El estudio aplica un enfoque espacial mediante el índice de Moran para medir la segregación y examina la distribución por edad y por pobreza, junto con la vivienda y la cercanía de equipamientos urbanos como parques, bibliotecas y centros deportivos. Entre las localidades destacadas se encuentran Bosa, Ciudad Bolívar y Usme, donde los niños de 0 a 4 años oscilan entre 6,7% y 8,2% de la población, y Teusaquillo y La Candelaria registran alrededor de 4%. En cuanto a los jóvenes de 5 a 19 años, ese grupo representa aproximadamente 25% en Bosa, Ciudad Bolívar y Usme, frente a valores superiores a 13% en Chapinero y Teusaquillo. En el extremo opuesto, los adultos mayores de 60 años representan aproximadamente 21% en Usaquén y Teusaquillo, mientras las localidades del sur registran menos de 12%. En términos de vivienda, 26,2% de los hogares con niños 0–4 años son propietarios, frente a 66,7% de hogares con adultos mayores. En 2021, hogares en Bogotá confinados exclusivamente por adultos mayores alcanzaron 10,8%, y 16% se registró en Usaquén y Teusaquillo. En cuanto a pobreza, se identifican clústeres de población joven que coinciden con zonas de alta pobreza multidimensional, mientras que los adultos mayores se agrupan en áreas de menor pobreza. El estudio también advierte sobre limitaciones al usar datos anteriores a la pandemia y la exclusión de municipios aledaños, y propone recomendaciones para una política urbana que vaya más allá de la proximidad física a equipamientos, promoviendo una programación inclusiva y adaptada a todas las edades para fomentar encuentros cotidianos.
La segregación etaria y la planificación urbana
El análisis sugiere que la interacción intergeneracional es menor en las áreas dominadas por un único grupo etario, lo que podría afectar la cohesión social y el bienestar de los adultos mayores.
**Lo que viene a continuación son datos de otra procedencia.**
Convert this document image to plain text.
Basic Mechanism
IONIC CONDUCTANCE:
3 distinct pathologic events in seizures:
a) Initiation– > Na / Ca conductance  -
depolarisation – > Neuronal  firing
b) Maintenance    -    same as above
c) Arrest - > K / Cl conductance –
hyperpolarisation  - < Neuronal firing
Además, señala que en zonas centrales y nororientales las viviendas tienden a ser más pequeñas y de tipologías unipersonales, mientras el sur presenta hogares más grandes con mayor presencia de jóvenes; la accesibilidad a equipamientos se da de manera distinta: el sur muestra mayor mezcla demográfica alrededor de parques, bibliotecas y centros deportivos, mientras el norte y el centro tienden a concentrar dinámicas de un solo grupo etario.
«La población más joven tiende a estar localizada en zonas de mayor vulnerabilidad, mientras que los adultos mayores tienden a estar asentados en zonas de mayor bienestar económico», señala el informe de la Universidad Nacional de Colombia.
Las conclusiones resaltan la necesidad de una política urbana que vaya más allá de la proximidad física a equipamientos y que implemente una programación inclusiva y adaptada a todos los grupos de edad para fomentar encuentros cotidianos, con atención a los efectos de la transición demográfica acelerada y a la necesidad de incorporar a municipios cercanos para evitar sesgos por exclusión geográfica. Aunque el estudio tiene limitaciones, como el uso de datos anteriores a la pandemia, sus hallazgos destacan la relación entre juventud, pobreza y convivencia intergeneracional y sugieren que la planificación de Bogotá debe priorizar la cohesión social y la equidad en el acceso a vivienda, servicios y equipamientos.